Each day began with a lecture/demo by Linda. And throughout the days, we took breaks for short demos as well as private consultations with Linda, Kathy and Erin. Linda also allowed us to trace off a future pattern - the Tremont jacket. It is a beautiful style and I cannot wait to make it.
I had seen this pattern on various people and was fairly certain I would like it. It is a pull-on pant that requires a knit fabric with at least 25% stretch. Although it has elastic at the waist, the overall effect is completely smooth. This is achieved with darts in the front and back, as well as the waistband treatment.

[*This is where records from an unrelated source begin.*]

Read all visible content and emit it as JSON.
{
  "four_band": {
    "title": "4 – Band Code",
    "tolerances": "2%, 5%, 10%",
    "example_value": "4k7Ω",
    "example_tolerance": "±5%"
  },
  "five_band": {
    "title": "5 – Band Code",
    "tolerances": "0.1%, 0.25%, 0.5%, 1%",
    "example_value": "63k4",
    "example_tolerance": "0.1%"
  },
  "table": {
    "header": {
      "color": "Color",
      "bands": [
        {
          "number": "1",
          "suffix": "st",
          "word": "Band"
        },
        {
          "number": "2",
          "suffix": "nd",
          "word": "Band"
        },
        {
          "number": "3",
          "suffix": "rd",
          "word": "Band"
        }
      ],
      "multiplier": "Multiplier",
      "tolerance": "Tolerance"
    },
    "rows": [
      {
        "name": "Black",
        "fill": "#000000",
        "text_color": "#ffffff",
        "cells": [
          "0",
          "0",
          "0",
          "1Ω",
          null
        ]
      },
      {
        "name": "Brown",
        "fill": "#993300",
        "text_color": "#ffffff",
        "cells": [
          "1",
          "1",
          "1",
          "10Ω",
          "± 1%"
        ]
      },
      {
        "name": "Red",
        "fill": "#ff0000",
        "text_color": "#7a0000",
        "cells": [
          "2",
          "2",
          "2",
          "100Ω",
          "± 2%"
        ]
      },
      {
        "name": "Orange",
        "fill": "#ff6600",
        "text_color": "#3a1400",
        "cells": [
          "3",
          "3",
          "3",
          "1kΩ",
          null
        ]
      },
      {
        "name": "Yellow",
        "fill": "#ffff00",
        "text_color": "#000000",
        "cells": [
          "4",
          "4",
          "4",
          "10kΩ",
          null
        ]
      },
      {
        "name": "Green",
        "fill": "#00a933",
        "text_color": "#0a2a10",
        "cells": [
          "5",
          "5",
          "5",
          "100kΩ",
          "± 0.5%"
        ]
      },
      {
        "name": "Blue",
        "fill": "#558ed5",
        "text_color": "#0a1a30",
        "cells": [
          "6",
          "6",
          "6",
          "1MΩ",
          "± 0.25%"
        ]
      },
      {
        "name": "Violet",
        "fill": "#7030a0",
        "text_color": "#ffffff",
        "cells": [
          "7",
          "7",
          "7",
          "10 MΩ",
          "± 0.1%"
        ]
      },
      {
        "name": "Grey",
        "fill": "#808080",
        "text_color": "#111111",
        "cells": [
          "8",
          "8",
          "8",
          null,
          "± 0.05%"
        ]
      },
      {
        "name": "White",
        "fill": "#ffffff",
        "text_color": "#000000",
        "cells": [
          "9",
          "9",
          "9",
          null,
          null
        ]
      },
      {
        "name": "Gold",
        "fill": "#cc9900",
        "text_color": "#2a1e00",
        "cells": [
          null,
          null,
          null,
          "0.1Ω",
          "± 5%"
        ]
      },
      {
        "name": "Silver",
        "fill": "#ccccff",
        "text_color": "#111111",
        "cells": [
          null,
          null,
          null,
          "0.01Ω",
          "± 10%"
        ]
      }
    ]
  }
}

Linda had all the sizes made up, so I was able to try on *my* size and then Linda told me how to alter it for a great fit. I fixed the pattern tissue and cut out my first pair in black. This ponte is one of those nice beefy stable knits mostly rayon, and no polyester. Perfect for these pants. I also bought red ponte knit from Linda Lee, but decided to wait to make the 2nd pair at home.

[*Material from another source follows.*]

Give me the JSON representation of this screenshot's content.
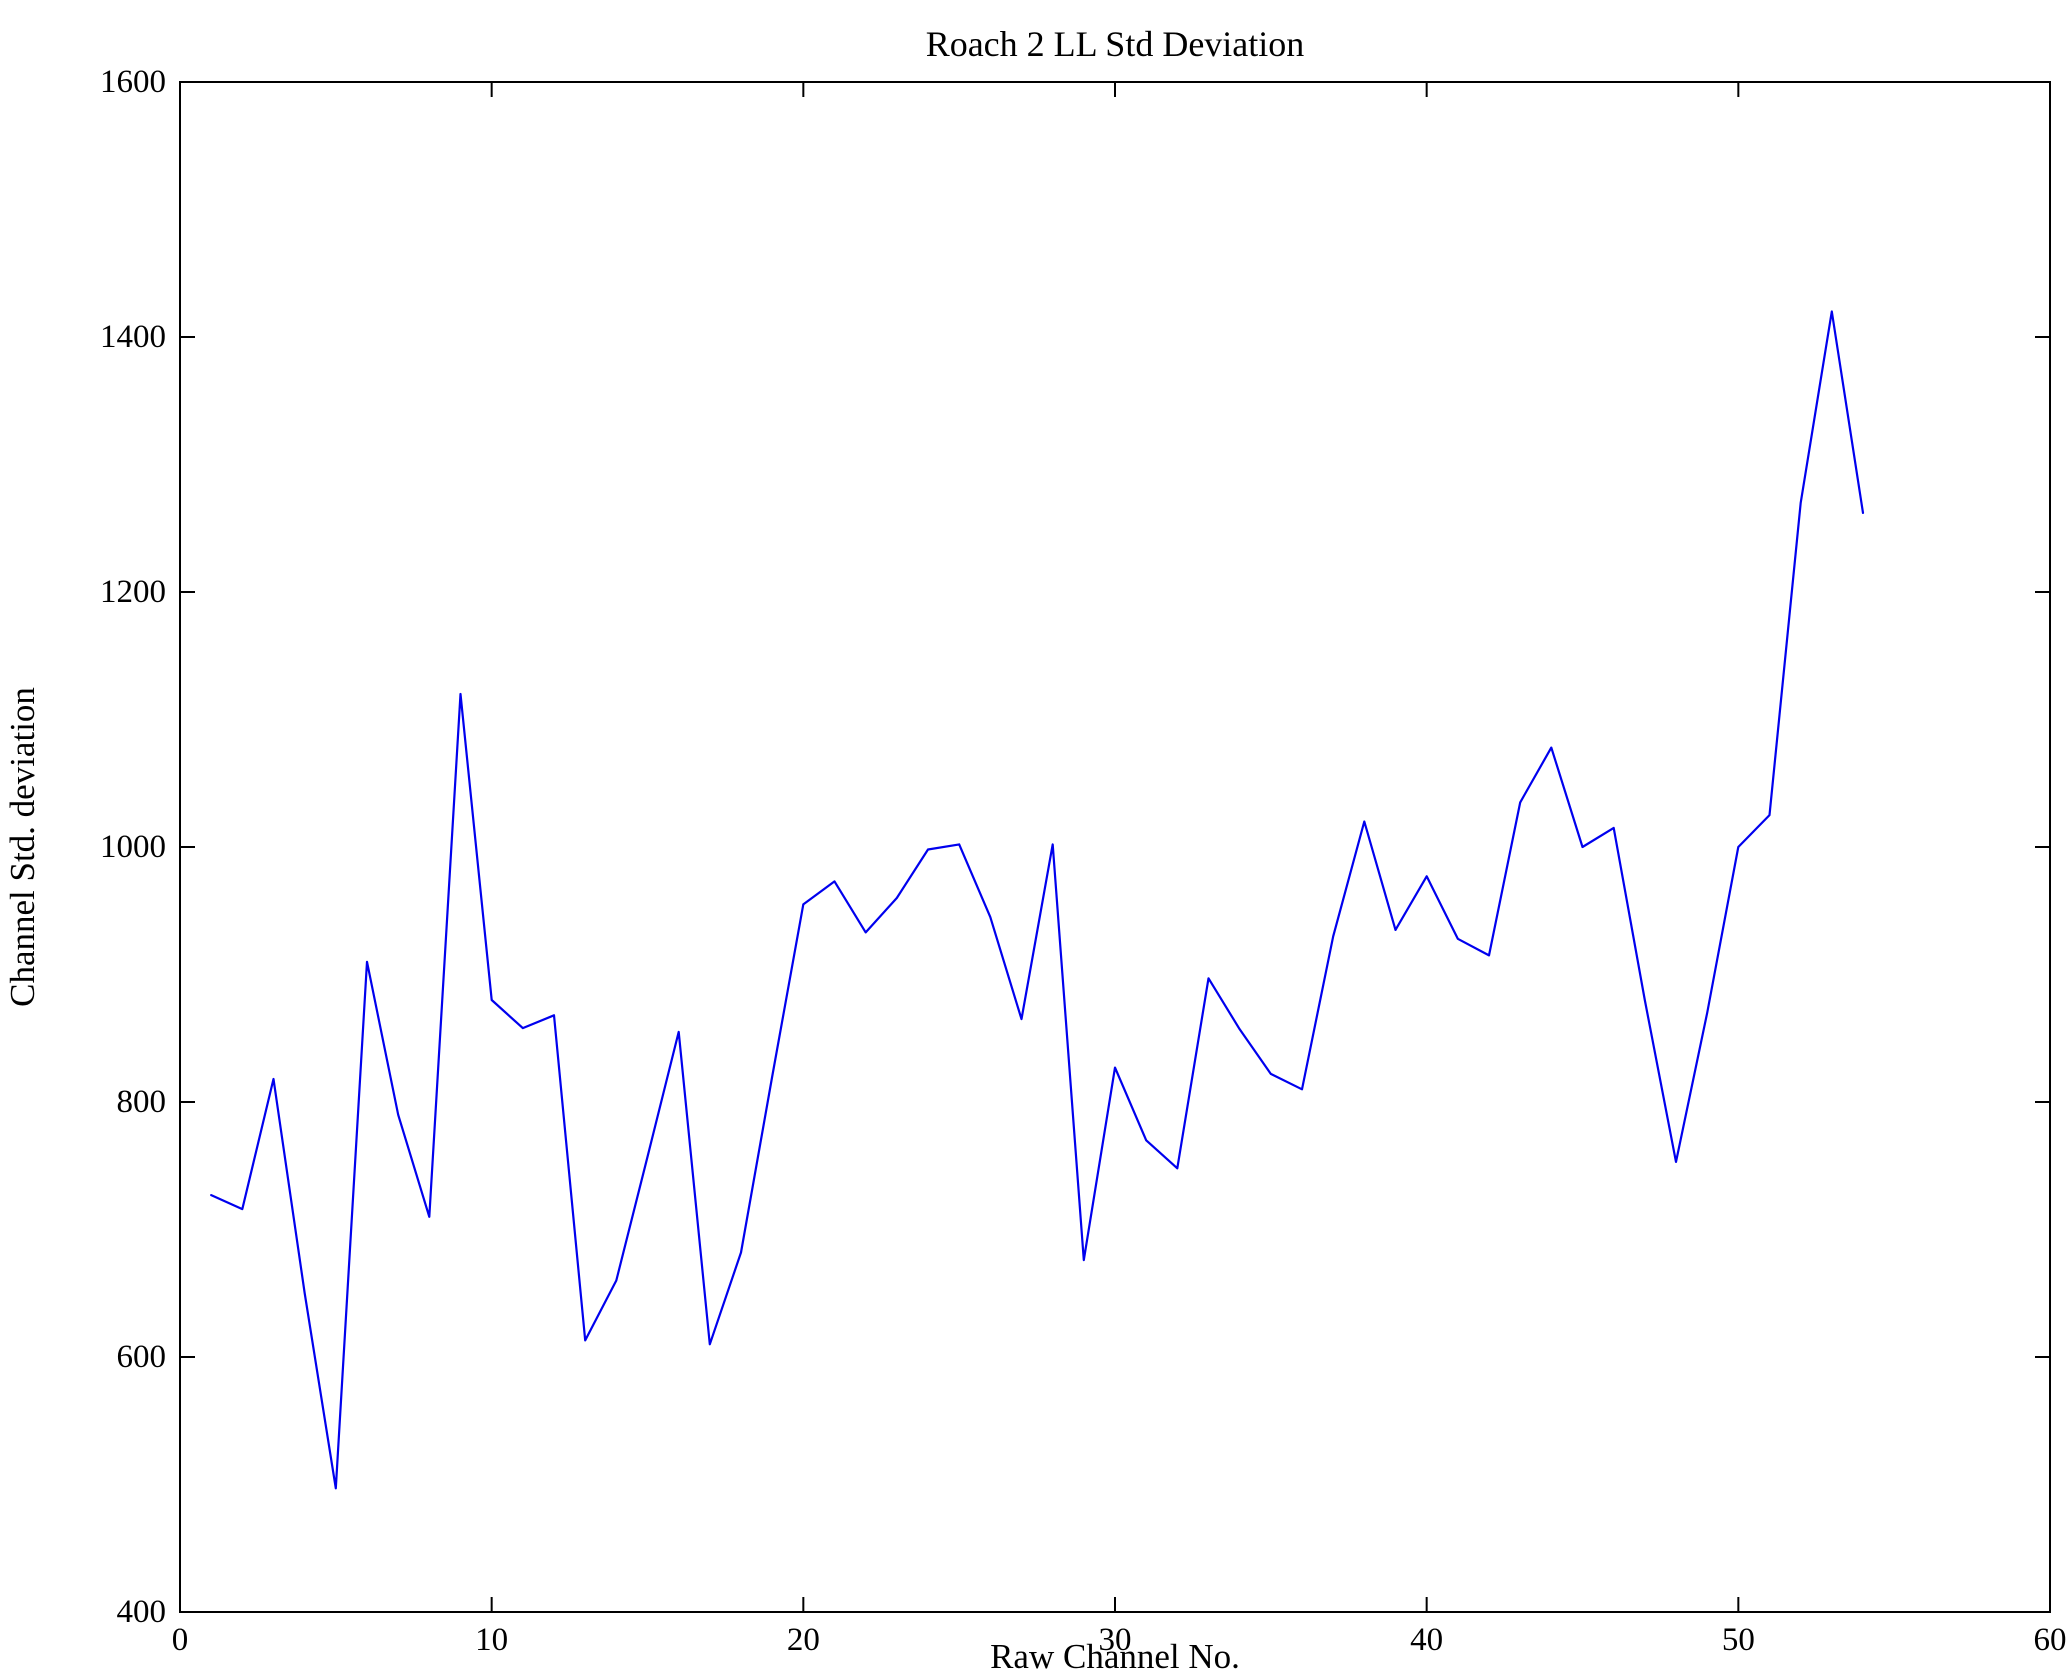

Once home I cut out and made the red pair. During the workshop I asked Linda if she would ever make (and wear) a pair of red pants. She responded "Of course!" OK so I'm in love with these red pants.
|Easy casual finish.|
The Helix pattern also has an interesting Tee, too hot for now.
The Eureka Top:
OK, true confession. When this came out, I was underwhelmed. But I had a green-eggs-and-ham moment and now I am quite fond of it. Like the helix pants, it is a great basic. It is styled with cuffs tacked up, but I like it better with the cuffs down. I may lengthen and use it as a layering piece during cooler weather. For now, it is just right. Yes, I like the Eureka top.
The directions for the neckline create a nice finish, I think.
Now I know to use my walking foot with jerseys. This stops fabric creep that dashes any hope for matched stripes at the seams. It also makes it easier to machine stitch a hem without rippling.
This top does not require fabric with any stretch so I will likely make it in a woven fabric next.
My current project is a very old Sewing Workshop pattern - the Spring St pattern. You may remember it. It has a flat open collar with key holes, as well as an easy and interesting fold over closure at the wrist. The shoulders are a little dropped so I'm trying to adjust that a bit.
So what's going on in your sewing room?